Im Jahr 2021, geraume Zeit nachdem der EuGH seine Cofemel- und Brompton-Entscheidungen erlassen hatte (EuGH, Urteil vom 12. September 2019, C-683/17 – Cofemel; EuGH, Urteil vom 11. Juni 2020, C-833/18 – Brompton), entdeckte Birkenstock das Urheberrecht für sich. Seitdem haben die Landgerichte Köln und Frankfurt am Main zahlreiche einstweilige Verfügungen zugunsten Birkenstocks erlassen, jeweils mit der Begründung, dass die in diesen Verfahren angegriffenen Sandalen Urheberrechte Birkenstocks verletzen. Demgegenüber hat das Landgericht Hamburg einen entsprechenden Antrag Birkenstocks auf Erlass einer einstweiligen Verfügung mit lesenswerter Begründung abgelehnt; diese Entscheidung wurde jedoch später vom Oberlandesgericht Hamburg aufgehoben und die beantragte einstweilige Verfügung erlassen. Somit war Birkenstock, soweit in Fachkreisen bekannt, mit seinen Anträgen auf Erlass einstweiliger Verfügungen auf urheberrechtlicher Grundlage bislang ausnahmslos erfolgreich. Diese – aus Sicht von Birkenstock herausragend positive – Erfolgsbilanz hat nun einen ersten Dämpfer erlitten:
Am 30. Dezember 2021 erließ das Landgericht Köln eine einstweilige Verfügung zugunsten von Birkenstock. Diesmal gerichtet gegen den deutschlandweiten Vertrieb von vier Sandalen des spanischen Familienunternehmens Penta Shoes S.L. Auch hier mit der Begründung, diese verletzten die urheberrechtlichen Verwertungsrechte Birkenstocks an den Basismodellen der Gesundheitssandalen Madrid, Arizona, Boston und Gizeh. Der gegen den Beschluss eingelegte Widerspruch blieb ohne Erfolg. Demgegenüber deutete der Senat im Berufungsverfahren vor dem Oberlandesgericht Köln in der am 19. August 2022 durchgeführten mündlichen Verhandlung an, dass er dazu tendiere der Berufung stattzugeben, die einstweilige Verfügung aufzuheben und Birkenstocks Antrag auf Erlass einer einstweiligen Verfügung zurückzuweisen. Der Senat war der Ansicht, dass Birkenstock nicht hinreichend glaubhaft gemacht habe, dass die vier Sandalenbasismodellen die Voraussetzungen urheberrechtlichen Schutzes erfüllen. Insoweit sei nicht hinreichend glaubhaft gemacht worden, dass die Sandalenmodelle das Ergebnis eines künstlerisch-kreativen Schaffensprozesses waren und somit die notwendige Schöpfungshöhe für ein Werk der angewandten Kunst erreicht worden sei. Infolgedessen zog Birkenstock den Antrag auf Erlass einer einstweiligen Verfügung in der mündlichen Verhandlung zurück, sodass keine Entscheidung über die Berufung ergehen konnte.

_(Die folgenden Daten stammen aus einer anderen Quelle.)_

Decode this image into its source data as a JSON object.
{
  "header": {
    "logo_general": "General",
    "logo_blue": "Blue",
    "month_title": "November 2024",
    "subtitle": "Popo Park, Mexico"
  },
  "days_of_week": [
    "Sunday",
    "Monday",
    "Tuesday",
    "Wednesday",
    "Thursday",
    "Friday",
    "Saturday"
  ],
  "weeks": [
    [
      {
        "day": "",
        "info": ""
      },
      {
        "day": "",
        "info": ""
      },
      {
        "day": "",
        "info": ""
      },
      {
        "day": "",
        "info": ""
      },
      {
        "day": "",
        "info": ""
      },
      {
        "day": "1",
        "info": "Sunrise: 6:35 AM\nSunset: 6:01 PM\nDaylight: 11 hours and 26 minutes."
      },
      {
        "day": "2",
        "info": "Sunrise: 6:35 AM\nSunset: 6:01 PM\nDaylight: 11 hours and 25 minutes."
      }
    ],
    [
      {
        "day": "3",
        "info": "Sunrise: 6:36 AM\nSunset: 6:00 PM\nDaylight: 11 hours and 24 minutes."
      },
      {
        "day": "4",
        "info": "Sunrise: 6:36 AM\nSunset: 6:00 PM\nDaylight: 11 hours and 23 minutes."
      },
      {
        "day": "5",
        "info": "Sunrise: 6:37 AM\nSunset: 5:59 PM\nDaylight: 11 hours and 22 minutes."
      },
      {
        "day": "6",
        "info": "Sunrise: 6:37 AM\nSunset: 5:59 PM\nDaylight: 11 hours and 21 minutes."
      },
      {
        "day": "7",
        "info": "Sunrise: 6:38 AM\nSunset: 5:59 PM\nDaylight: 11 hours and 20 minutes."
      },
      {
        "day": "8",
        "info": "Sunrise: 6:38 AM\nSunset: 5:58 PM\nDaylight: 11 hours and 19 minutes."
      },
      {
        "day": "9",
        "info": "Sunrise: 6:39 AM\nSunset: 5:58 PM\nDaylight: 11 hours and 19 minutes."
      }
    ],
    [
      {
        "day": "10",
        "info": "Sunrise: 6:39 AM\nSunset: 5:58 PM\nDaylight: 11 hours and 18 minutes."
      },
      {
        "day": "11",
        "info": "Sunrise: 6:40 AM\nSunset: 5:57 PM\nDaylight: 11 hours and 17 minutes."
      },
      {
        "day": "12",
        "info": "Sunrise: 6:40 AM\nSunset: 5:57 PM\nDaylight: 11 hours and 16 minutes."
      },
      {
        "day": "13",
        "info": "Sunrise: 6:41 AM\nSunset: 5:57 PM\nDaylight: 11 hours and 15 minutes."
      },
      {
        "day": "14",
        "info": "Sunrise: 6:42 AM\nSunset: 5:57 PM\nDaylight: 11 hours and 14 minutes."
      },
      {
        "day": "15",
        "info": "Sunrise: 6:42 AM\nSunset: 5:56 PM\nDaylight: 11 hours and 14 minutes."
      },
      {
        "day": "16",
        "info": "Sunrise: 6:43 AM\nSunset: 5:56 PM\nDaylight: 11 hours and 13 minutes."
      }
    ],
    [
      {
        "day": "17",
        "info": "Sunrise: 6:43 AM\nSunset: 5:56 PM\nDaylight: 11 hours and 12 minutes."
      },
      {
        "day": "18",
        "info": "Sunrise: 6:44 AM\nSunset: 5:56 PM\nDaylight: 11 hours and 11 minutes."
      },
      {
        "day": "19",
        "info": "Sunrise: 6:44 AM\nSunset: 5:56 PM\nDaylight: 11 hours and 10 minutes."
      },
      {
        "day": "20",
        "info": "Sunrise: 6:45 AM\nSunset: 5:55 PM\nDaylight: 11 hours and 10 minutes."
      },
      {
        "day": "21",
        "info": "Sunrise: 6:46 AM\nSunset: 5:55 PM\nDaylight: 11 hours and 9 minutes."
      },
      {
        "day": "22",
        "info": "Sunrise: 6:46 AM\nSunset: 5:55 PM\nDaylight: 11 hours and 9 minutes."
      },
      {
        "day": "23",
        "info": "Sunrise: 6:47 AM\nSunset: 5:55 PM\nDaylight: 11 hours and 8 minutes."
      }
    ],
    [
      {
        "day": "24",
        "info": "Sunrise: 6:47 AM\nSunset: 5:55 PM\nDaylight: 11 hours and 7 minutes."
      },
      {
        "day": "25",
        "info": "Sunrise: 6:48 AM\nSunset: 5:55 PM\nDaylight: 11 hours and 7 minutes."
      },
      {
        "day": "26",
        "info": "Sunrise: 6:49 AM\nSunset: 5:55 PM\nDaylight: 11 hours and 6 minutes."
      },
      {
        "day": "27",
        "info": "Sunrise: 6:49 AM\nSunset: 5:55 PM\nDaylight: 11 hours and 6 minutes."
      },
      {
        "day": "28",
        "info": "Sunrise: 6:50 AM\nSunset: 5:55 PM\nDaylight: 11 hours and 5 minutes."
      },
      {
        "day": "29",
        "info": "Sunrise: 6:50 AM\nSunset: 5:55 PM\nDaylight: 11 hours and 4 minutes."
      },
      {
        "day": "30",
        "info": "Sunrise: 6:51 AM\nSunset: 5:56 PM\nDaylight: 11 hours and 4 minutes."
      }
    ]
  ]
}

In einem weiteren Verfügungsverfahren – diesmal gegen das spanische Familienunternehmen Calzados D’Simons S.L.– hatte das Landgericht Köln (dieselbe Kammer wie in der oben berichteten Sache) am 22. April 2022 ebenfalls eine einstweilige Verfügung gegen den deutschlandweiten Vertrieb von vier Gesundheitssandalen erlassen. Auch in diesem Fall sollten angeblich bestehende urheberrechtliche Verwertungsrechte Birkenstocks an den oben erwähnten vier Modellen verletzten worden sein. Zwar deutete die Kammer in der Widerspruchsverhandlung an, dass sie die einstweilige Verfügung voraussichtlich bestätigen werde. Gleichwohl zeigte sie Interesse am Ausgang des oben beschriebenen Berufungsverfahrens vor dem Oberlandesgericht Köln und terminierte die Urteilsverkündung auf ein Datum sechs Tage nach der Verhandlung vor dem Berufungsgericht in der anderen Sache. Angesichts der Entwicklungen in obigem Berufungsverfahren entschied die Antragsgegnerin, zwei Tage vor der angesetzten Urteilsverkündung einen erneuten Antrag auf einstweilige Einstellung der Zwangsvollstreckung zu stellen. Eine Entscheidung über diesen Antrag war jedoch ebenso wenig erforderlich wie über den gegen die einstweilige Verfügung gerichteten Widerspruch; Birkenstock zog seinen Antrag auf Erlass einer einstweiligen Verfügung noch am 23. August 2022 zurück.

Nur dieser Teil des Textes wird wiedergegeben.